3.4.3 Tegen de achtergrond van dit een en ander slagen de in de onderdelen 1.4, 1.5, 1.6, 1.8 en 1.11 vervatte klachten dat het hof, dat niet heeft vastgesteld dat de man daadwerkelijk over vermogen beschikt, heeft miskend dat op een fictief vermogen niet kan worden ingeteerd, dat zeker is dat de man het vermogen van de door hem verworpen nalatenschap niet alsnog zal kunnen verkrijgen en dat het hof heeft nagelaten onderzoek te doen naar de feitelijke draagkracht van de man. De overige klachten van onderdeel 1 behoeven geen behandeling.
3.4.4 Onderdeel 2 bouwt voort op onderdeel 1 en richt zich tegen de vaststelling van de draagkracht van de man, die berust op in onderdeel 1 met succes bestreden oordelen, zodat het eveneens slaagt. Onderdeel 3 behoeft geen behandeling.
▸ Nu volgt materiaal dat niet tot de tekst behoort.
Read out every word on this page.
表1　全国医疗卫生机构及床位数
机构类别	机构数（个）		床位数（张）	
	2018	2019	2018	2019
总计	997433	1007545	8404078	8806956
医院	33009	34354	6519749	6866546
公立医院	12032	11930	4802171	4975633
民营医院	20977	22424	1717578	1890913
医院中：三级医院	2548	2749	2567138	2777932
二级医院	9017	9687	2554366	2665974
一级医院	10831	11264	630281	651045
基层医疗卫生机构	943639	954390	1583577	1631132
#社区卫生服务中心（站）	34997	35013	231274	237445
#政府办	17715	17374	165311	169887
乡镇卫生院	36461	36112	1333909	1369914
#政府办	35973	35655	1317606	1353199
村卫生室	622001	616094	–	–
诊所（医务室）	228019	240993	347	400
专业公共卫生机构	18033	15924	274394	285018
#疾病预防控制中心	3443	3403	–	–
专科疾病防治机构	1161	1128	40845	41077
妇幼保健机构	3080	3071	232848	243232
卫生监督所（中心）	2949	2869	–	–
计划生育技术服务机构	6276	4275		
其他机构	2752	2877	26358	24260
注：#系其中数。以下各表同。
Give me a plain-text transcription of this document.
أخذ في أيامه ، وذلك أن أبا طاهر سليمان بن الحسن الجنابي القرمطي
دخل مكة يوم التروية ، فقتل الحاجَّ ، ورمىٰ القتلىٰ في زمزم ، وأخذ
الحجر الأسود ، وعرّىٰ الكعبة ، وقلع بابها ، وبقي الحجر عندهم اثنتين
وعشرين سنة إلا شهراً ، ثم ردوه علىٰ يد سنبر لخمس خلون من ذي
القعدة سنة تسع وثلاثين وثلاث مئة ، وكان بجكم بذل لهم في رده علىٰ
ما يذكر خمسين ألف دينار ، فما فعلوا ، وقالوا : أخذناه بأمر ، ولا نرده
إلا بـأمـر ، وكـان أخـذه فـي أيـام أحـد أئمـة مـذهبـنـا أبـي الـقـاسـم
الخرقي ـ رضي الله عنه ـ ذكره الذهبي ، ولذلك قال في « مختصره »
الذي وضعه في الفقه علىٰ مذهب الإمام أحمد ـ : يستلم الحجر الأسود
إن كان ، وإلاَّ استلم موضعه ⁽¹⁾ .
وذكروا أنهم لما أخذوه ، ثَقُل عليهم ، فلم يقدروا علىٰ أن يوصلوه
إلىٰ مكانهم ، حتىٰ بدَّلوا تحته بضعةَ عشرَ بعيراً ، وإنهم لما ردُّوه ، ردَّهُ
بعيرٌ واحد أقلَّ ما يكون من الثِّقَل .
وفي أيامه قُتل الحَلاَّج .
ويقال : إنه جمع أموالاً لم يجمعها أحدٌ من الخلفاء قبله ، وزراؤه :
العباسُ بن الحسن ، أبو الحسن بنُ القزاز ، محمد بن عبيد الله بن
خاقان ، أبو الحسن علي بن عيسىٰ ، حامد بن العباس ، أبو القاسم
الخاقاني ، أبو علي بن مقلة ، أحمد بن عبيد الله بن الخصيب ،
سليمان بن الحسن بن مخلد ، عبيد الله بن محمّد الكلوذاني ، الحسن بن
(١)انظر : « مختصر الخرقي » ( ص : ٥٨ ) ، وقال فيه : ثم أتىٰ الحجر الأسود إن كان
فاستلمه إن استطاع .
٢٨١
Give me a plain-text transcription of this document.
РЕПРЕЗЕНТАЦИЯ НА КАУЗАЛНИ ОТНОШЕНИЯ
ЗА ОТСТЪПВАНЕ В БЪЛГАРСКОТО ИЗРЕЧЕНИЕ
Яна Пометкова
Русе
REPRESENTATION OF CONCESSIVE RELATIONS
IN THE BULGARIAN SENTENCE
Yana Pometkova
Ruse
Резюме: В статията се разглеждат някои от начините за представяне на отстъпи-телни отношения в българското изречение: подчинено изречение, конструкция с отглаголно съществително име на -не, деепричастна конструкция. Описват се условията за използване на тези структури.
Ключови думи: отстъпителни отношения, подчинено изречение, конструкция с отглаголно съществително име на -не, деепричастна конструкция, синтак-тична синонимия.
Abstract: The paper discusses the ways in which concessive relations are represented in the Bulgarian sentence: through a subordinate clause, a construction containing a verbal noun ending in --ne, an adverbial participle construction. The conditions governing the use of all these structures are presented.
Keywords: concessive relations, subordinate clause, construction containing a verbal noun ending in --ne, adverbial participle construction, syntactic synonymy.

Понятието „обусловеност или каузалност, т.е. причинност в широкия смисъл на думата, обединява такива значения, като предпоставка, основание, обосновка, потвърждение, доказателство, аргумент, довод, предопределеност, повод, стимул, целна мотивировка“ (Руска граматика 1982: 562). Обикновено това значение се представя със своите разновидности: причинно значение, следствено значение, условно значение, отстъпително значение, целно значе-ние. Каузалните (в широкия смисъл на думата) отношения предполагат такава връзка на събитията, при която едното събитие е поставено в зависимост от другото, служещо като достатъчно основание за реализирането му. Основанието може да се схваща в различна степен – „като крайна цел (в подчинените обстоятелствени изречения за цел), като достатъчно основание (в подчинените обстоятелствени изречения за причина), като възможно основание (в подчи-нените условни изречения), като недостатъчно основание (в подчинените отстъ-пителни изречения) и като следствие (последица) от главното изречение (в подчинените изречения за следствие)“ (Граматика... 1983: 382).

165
3.5 De bestreden beschikkingen kunnen derhalve niet in stand blijven. Na verwijzing zal het hof bij de beoordeling van de draagkracht van de man het verweer van de vrouw moeten betrekken, inhoudende dat tussen de man en zijn dochters afspraken bestaan, door de vrouw aangeduid als 'een constructie', die meebrengen dat de man uit de door hem verworpen nalatenschap toch inkomsten ontvangt.
4. Beslissing
De Hoge Raad:
vernietigt de beschikkingen van het gerechtshof te 's-Gravenhage van 25 januari 2006 en 22 augustus 2007;
verwijst het geding naar het gerechtshof te Amsterdam ter verdere behandeling en beslissing.
Deze beschikking is gegeven door de vice-president D.H. Beukenhorst als voorzitter en de raadsheren A.M.J. van Buchem-Spapens, E.J. Numann, J.C. van Oven en F.B. Bakels, en in het openbaar uitgesproken door de raadsheer E.J. Numann op 5 december 2008.